In Florida, individuals who have been convicted of a felony cannot vote, serve on a jury or hold public office.  But responding to pressure to reform Jim Crow era rules, on April 5, 2007, Gov. Crist changed the process for rights restoration, allowing felons with non-violent criminal charges to have their rights restored immediately upon their release from jail. The offender must satisfy all monetary obligations and be free of any warrants or pending charges.

“I believe that government should explore every opportunity to ease the notification process and provide as much information about restoration of civil rights,” Crist said in a statement at the time. “The changes made today will allow ex-offenders to immediately register to vote and participate in the democratic process.”  

Since Crist’s announcement, the Parole Commission has processed over 200,000 restorations of civil rights cases and has granted 123,256 persons their rights back, according to Tillman. Prior to the change, the Parole Commission restored about 6,945 persons a year. During the 2007-2008, 12-month fiscal year, 70,531 felons reclaimed their civil rights, according to Parole Commission figures.

As part of the procedure, the Parole Commission sends a letter of notification to the individual’s last known address.
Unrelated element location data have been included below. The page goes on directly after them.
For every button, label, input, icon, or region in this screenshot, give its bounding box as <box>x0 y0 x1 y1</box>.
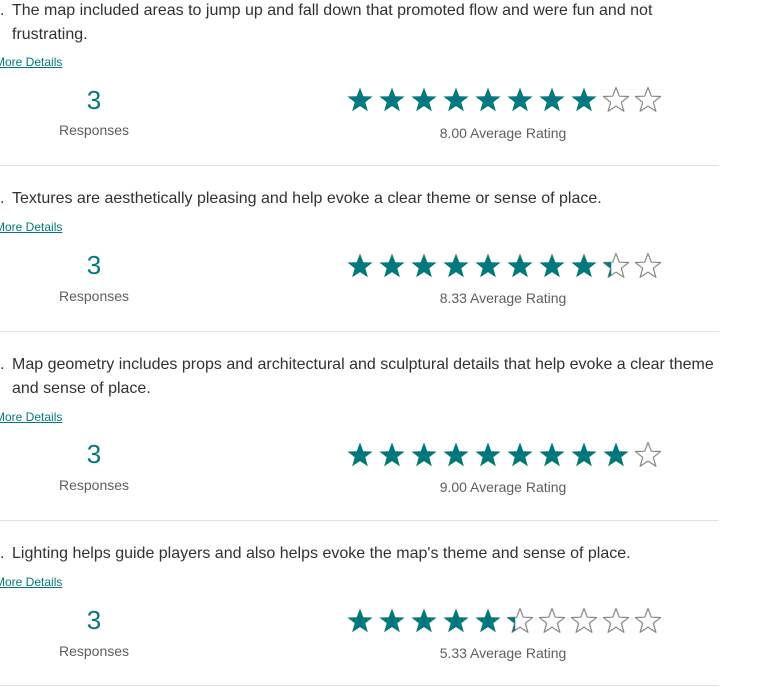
star-filled-icon <box>379 608 405 633</box>
star-rating <box>346 441 666 471</box>
star-filled-icon <box>411 442 437 467</box>
star-empty-icon <box>634 86 662 112</box>
star-rating <box>346 252 666 282</box>
star-filled-icon <box>475 442 501 467</box>
question-text: Textures are aesthetically pleasing and … <box>12 190 602 207</box>
question-number: . <box>0 2 5 19</box>
average-rating-label: 8.00 Average Rating <box>439 125 567 141</box>
star-empty-icon <box>634 441 662 467</box>
star-filled-icon <box>443 253 469 278</box>
star-empty-icon <box>570 607 598 633</box>
star-filled-icon <box>603 442 629 467</box>
question-text: The map included areas to jump up and fa… <box>12 2 653 43</box>
average-rating-label: 8.33 Average Rating <box>439 290 567 306</box>
star-filled-icon <box>443 608 469 633</box>
average-rating-label: 5.33 Average Rating <box>439 645 567 661</box>
star-filled-icon <box>475 253 501 278</box>
response-count: 3 <box>86 250 102 280</box>
star-filled-icon <box>571 253 597 278</box>
star-filled-icon <box>347 87 373 112</box>
question-number: . <box>0 545 5 562</box>
question-card: . Lighting helps guide players and also … <box>0 521 719 686</box>
star-half-icon <box>602 252 630 278</box>
star-filled-icon <box>379 442 405 467</box>
responses-label: Responses <box>58 477 130 493</box>
star-filled-icon <box>347 442 373 467</box>
star-filled-icon <box>539 87 565 112</box>
average-rating-label: 9.00 Average Rating <box>439 479 567 495</box>
star-filled-icon <box>443 442 469 467</box>
more-details-link[interactable]: More Details <box>0 410 62 424</box>
question-number: . <box>0 190 5 207</box>
star-filled-icon <box>443 87 469 112</box>
more-details-link[interactable]: More Details <box>0 575 62 589</box>
star-filled-icon <box>347 253 373 278</box>
star-half-icon <box>506 607 534 633</box>
question-number: . <box>0 356 5 373</box>
question-card: . Textures are aesthetically pleasing an… <box>0 166 719 332</box>
star-filled-icon <box>379 253 405 278</box>
survey-results-page: . The map included areas to jump up and … <box>0 0 763 690</box>
star-filled-icon <box>475 608 501 633</box>
response-count: 3 <box>86 605 102 635</box>
star-filled-icon <box>507 442 533 467</box>
star-filled-icon <box>347 608 373 633</box>
question-text: Lighting helps guide players and also he… <box>12 545 631 562</box>
star-filled-icon <box>539 253 565 278</box>
star-filled-icon <box>411 87 437 112</box>
star-empty-icon <box>602 86 630 112</box>
question-text: Map geometry includes props and architec… <box>12 356 714 397</box>
more-details-link[interactable]: More Details <box>0 55 62 69</box>
star-filled-icon <box>571 442 597 467</box>
question-card: . Map geometry includes props and archit… <box>0 332 719 521</box>
responses-label: Responses <box>58 643 130 659</box>
star-rating <box>346 86 666 116</box>
star-empty-icon <box>634 607 662 633</box>
star-filled-icon <box>507 87 533 112</box>
response-count: 3 <box>86 439 102 469</box>
star-empty-icon <box>602 607 630 633</box>
question-card: . The map included areas to jump up and … <box>0 0 719 166</box>
more-details-link[interactable]: More Details <box>0 220 62 234</box>
star-filled-icon <box>507 253 533 278</box>
star-rating <box>346 607 666 637</box>
star-empty-icon <box>538 607 566 633</box>
responses-label: Responses <box>58 122 130 138</box>
response-count: 3 <box>86 85 102 115</box>
star-filled-icon <box>379 87 405 112</box>
responses-label: Responses <box>58 288 130 304</box>
star-filled-icon <box>411 608 437 633</box>
star-filled-icon <box>411 253 437 278</box>
star-filled-icon <box>539 442 565 467</box>
star-filled-icon <box>571 87 597 112</box>
star-filled-icon <box>475 87 501 112</box>
star-empty-icon <box>634 252 662 278</box>
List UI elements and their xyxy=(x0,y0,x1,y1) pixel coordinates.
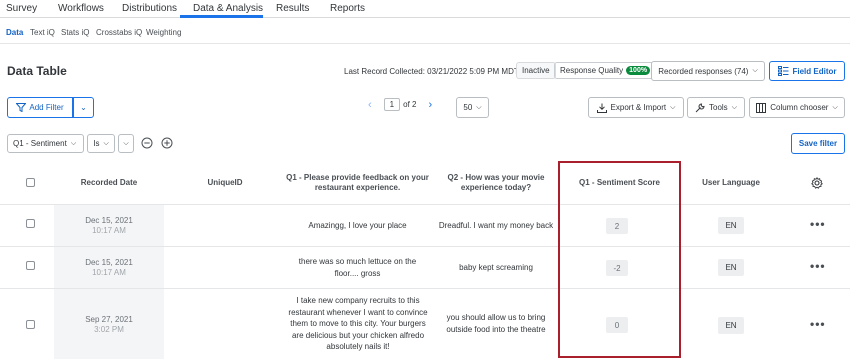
add-condition-icon[interactable] xyxy=(161,137,173,149)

Every two weeks, the commission electronically transmits a list of felons whose rights have been restored to the state Division of Elections, Tillman said.

The new rules mean that the FPC has been forced to do more work with a smaller staff, Tillman said.

“The staff has been cut by 20 percent, which is the largest cut of any criminal justice agency in the state,” she said. “Most of the cuts came from the clemency process.” 

And their work isn’t going to slow down, according to the department of corrections spokeswoman Joellyn Rackleff. There are 4,047 inmates being released monthly from Florida prisons – 45,569 annually, and she said that number is up from the 33,348 released in 2007.

“All we do is turn over the information we have on released inmates to the parole commission and then it’s out of our hands,” Rackleff said.

As of Oct. 29, 2008, there are 56,502 cases waiting for clemency, according to Tillman. At that rate it will take at least years to clear the backlog. Civil rights restoration activists said they are frustrated by the pace.

“Crist made the process faster, but it’s still slow.  They need to make the system truly automatic,” said attorney Reggie Mitchell, a member of the Florida Rights Restoration Coalition.  “We had to badger the Parole commission for a year just to get an inmate rights Web site up.”

That Web site is linked to the Florida Parole Commission’s homepage.  It is a basic search setup. An ex-inmate can enter their information and within seconds know if their rights had been restored.

With the prevailing “get tough on crime attitude,” inmates are serving longer prison sentences and leaving prison without many of their civil rights. Opponents of felon disenfranchisement have said the system isn’t just about preventing ex-felons to vote; it hinders their reintegration into society.

“It becomes a self-fulfilling prophecy.  Felons can’t get a job, can’t support their family, and can’t pay taxes,” said Berg. “It makes it almost inevitable that they will commit crimes just to live.”